Grass tetany is a magnesium deficiency in an animal’s blood and is often more common in lactating females or older animals that have more difficulty absorbing magnesium. Ruminants are susceptible to grass tetany, including cattle, sheep, and goats, and the disease is most common in spring and fall when pasture may not have as much new growth rich in magnesium. The disease is also known as grass staggers, wheat pasture poisoning, magnesium tetany, milk tetany, or hypomagnesia.

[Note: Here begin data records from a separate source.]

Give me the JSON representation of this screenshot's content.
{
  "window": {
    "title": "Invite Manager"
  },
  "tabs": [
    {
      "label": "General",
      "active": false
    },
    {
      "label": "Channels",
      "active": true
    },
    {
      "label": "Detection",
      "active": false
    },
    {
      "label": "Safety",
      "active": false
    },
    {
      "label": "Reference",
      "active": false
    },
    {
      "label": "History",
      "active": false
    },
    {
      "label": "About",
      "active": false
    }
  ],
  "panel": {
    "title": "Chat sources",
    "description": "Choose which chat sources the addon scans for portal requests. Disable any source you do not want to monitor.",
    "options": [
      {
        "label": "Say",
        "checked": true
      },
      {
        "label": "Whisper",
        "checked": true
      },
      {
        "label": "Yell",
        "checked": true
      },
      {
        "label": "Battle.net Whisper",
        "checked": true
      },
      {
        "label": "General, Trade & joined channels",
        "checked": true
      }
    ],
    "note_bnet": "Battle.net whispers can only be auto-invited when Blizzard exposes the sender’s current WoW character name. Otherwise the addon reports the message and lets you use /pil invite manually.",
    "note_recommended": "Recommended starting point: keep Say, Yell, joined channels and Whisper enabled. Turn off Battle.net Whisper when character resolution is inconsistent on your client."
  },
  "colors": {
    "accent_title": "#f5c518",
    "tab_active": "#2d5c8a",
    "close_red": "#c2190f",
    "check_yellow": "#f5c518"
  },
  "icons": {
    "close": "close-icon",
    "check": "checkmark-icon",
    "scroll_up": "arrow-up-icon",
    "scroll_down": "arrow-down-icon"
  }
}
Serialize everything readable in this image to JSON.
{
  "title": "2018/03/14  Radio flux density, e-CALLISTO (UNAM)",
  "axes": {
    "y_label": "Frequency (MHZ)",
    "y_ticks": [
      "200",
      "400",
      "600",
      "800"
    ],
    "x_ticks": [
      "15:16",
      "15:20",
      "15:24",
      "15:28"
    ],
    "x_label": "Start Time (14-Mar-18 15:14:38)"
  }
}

Several different factors can cause grass tetany. Any diet low in magnesium can lead to the condition, and high levels of milk production also make an animal more susceptible to grass tetany. Poor magnesium metabolism can also be caused by a diet that is too high in nitrogen or potassium, both of which block magnesium absorption.

Grass Tetany Symptoms

It can be difficult to diagnose grass tetany in livestock because symptoms are generally mild until the animal is so badly affected that death occurs. Depending on the severity of the magnesium deficiency, however, the following symptoms may be noticeable while there is still time for treatment:

  • Excitable or nervous behavior
  • Wild staring or unusually focused gaze
  • Grazing away from the herd
  • Stumbling, twitching, or generally uncoordinated movement
  • Frothing at the mouth
  • Convulsions
  • Coma
  • Collapse

An infected animal can die within hours of symptoms first appearing, making it vital that grass tetany be treated immediately.

Treatment Options

Because symptoms may not be noticed right away once an animal begins to exhibit signs of grass tetany, treatment can be difficult. Administering a magnesium supplement is essential, and can be done in several ways. Oral magnesium may be used if symptoms are mild and the animal is in otherwise good health, but it may not be absorbed quickly enough to save the animal’s life. An intravenous solution of magnesium and calcium can be more effective, or a subcutaneous injection of magnesium sulfate is another option for severe cases. Regardless of the choice, a veterinarian should be contacted right away for this type of health emergency, and if one animal shows symptoms of grass tetany, all animals in the same herd or pasture should be closely monitored to catch additional cases right away.

Preventing Grass Tetany

Because grass tetany can strike so quickly and fatality can be high, it is better to take preventative steps to protect vulnerable livestock rather than rely on noticing symptoms and administering treatments case-by-case. Several options are available to prevent grass tetany in livestock, including:

  • Choosing pastures with legume grasses, including clover and alfalfa, that are naturally higher in magnesium. As the animals graze, they are more likely to ingest adequate magnesium.
  • Avoiding grazing on very new or young grasses. Fresh growth has less magnesium in its foliage and will not be an adequate magnesium source in an animal’s diet.
  • Avoid nitrogen fertilizers on pasture grasses, particularly in spring when livestock is most susceptible to grass tetany. Excess nitrogen inhibits magnesium absorption.
  • Provide a magnesium supplement to vulnerable livestock. Consult a veterinarian for the proper supplement and dosage, but be aware that magnesium is not stored in the body so the supplement must be a daily dietary addition to be most effective.

No matter whether it is called wheat pasture poisoning, grass staggers, or hypomagnesia, grass tetany in livestock can be a devastating condition. By recognizing this condition and understanding where it comes from, you can easily take preventative steps to protect your animals and ensure they have appropriate levels of magnesium as part of a healthy, nutritious diet.